Where goth fashion often nods to Victorian mourning wear, horror films, or romantic literature, rivethead fashion nods to the factory, the barracks, and the machine. The mood is not tragic or mournful. It is blunt, mechanical, and a little confrontational.

Modern context and evolution

EBM never fully went away, but it did change shape. By the mid 1990s several founding acts had shifted toward guitar driven alternative rock or dissolved outright, and a new wave of harsher, faster subgenres took over dancefloors, including dark electro and aggrotech, both of which kept the rivethead dress code largely intact while pushing the music into darker, more distorted territory.

Today the scene has a genuine second life. Festivals such as Wave-Gotik-Treffen in Leipzig, one of the largest dark music gatherings in the world, and Kinetik Festival in Montreal book EBM, industrial, and dark electro acts alongside goth rock and darkwave, which is a big part of why the two crowds get lumped together by casual observers. The UK’s Infest festival has run since the late 1990s specifically for this corner of the scene. Newer artists releasing music in recent years keep the sound circulating rather than treating it as a nostalgia act, and the surplus store aesthetic has proven durable precisely because it never depended on a specific fashion trend cycle to stay relevant.

Common misconceptions

The biggest one is the assumption that rivethead is just goth with different shoes.

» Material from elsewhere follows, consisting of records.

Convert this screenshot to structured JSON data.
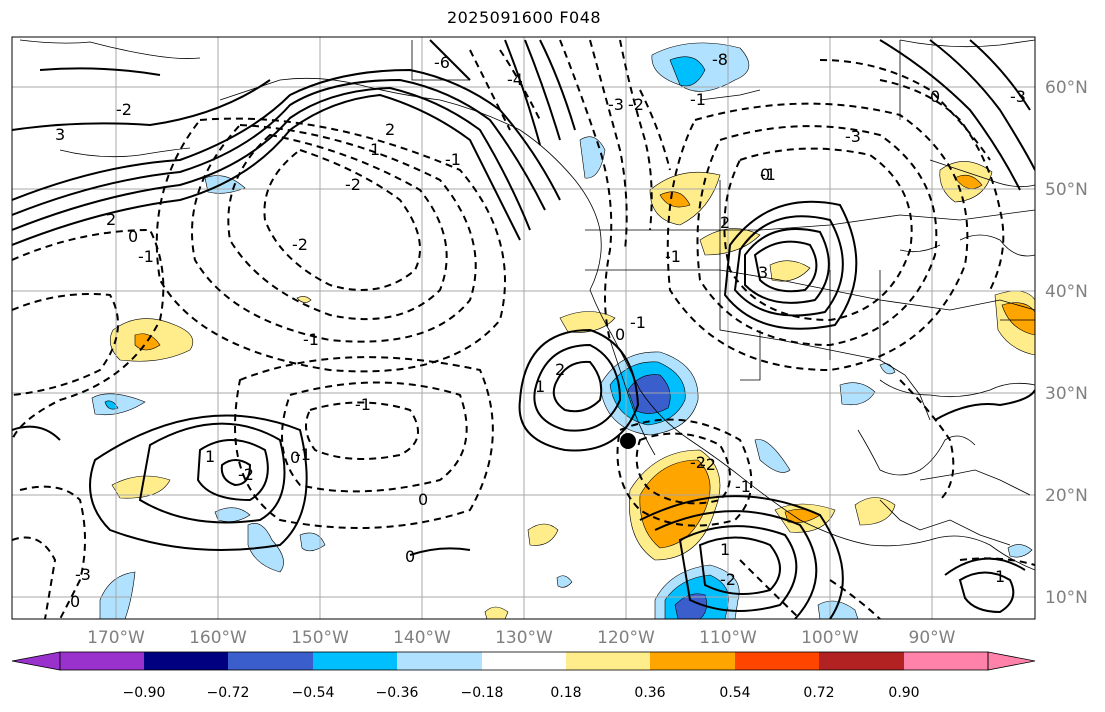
{
  "title": "2025091600 F048",
  "lon_labels": [
    "170°W",
    "160°W",
    "150°W",
    "140°W",
    "130°W",
    "120°W",
    "110°W",
    "100°W",
    "90°W"
  ],
  "lat_labels": [
    "60°N",
    "50°N",
    "40°N",
    "30°N",
    "20°N",
    "10°N"
  ],
  "colorbar": {
    "ticks": [
      "−0.90",
      "−0.72",
      "−0.54",
      "−0.36",
      "−0.18",
      "0.18",
      "0.36",
      "0.54",
      "0.72",
      "0.90"
    ],
    "colors": [
      "#9932cc",
      "#000080",
      "#3a5fcd",
      "#00bfff",
      "#b0e2ff",
      "#ffffff",
      "#ffec8b",
      "#ffa500",
      "#ff4500",
      "#b22222",
      "#ff82ab"
    ]
  },
  "contour_labels": [
    "-2",
    "3",
    "-6",
    "-4",
    "-8",
    "0",
    "-3",
    "1",
    "2",
    "-1",
    "0",
    "2",
    "-2",
    "-1",
    "-2",
    "-1",
    "0",
    "1",
    "2",
    "1",
    "-2",
    "-1",
    "2",
    "3",
    "-1",
    "-3",
    "0",
    "-2",
    "-1",
    "0",
    "0",
    "1",
    "-3",
    "-2",
    "-1",
    "0",
    "-2",
    "-1",
    "0",
    "1",
    "-1",
    "-3",
    "-2",
    "-1"
  ],
  "marker": "storm-position"
}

Musically, EBM and industrial favor blunt, repetitive, danceable aggression over goth rock’s melodic gloom, and lyrically the scene leans toward themes of technology, control, and dehumanization rather than romance or mourning. Visually, camouflage and combat boots read as functional and masculine coded, in contrast to goth’s often androgynous, romantic, Victorian silhouette.

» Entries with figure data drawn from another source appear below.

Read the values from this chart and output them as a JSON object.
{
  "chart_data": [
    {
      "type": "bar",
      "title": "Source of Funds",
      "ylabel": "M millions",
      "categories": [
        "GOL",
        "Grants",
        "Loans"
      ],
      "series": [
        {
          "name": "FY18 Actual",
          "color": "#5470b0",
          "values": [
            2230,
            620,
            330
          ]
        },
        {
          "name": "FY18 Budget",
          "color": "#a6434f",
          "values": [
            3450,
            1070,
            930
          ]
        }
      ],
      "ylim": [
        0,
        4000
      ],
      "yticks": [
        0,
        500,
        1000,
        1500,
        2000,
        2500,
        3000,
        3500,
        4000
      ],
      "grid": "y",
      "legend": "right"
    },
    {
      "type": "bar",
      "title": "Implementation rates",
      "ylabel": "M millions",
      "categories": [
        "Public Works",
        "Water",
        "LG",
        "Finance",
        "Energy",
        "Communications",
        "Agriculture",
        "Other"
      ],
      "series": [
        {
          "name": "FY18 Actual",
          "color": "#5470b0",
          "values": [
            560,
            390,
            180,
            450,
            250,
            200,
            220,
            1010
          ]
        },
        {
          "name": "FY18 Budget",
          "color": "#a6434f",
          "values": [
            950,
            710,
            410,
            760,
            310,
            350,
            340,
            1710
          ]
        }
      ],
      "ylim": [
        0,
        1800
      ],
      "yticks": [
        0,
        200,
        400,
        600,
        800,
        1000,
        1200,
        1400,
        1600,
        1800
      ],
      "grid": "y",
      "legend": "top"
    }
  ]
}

Another misconception is that the military surplus clothing signals any actual political or militarist stance. In almost every case it does not. The uniforms and hardware are aesthetic material, borrowed the same way punk borrowed safety pins, chosen for the mood of industrial machinery and dystopian fiction rather than for any endorsement of armies or war.

It is also worth separating the era from the person. Someone active in the scene in 1988 and someone who found EBM through a festival lineup last year can dress almost identically, because the aesthetic has stayed remarkably stable across four decades. That consistency is unusual for a subculture this old, and it is part of what keeps the scene legible to itself even as members turn over.

FAQ

Is rivethead the same as goth? No. They share club spaces and festival bills, but the music, dress code, and mood differ. Rivethead centers on EBM and industrial rhythms and a military surplus look, while goth centers on gothic rock and a romantic, Victorian inspired aesthetic.

Where does the word rivethead come from? It started in the 1940s as a nickname for factory and steel workers who riveted metal for a living. EBM and industrial fans in North America adopted it around the early 1990s to describe their own factory floor style.

Is the military clothing meant to be political? Generally no. It is worn for its aesthetic connection to industrial and cyberpunk themes, not as a political statement.

Is the scene still active? Yes. Festivals in Europe and North America still book EBM, industrial, and dark electro acts every year, and new music keeps arriving from both veteran and newer artists.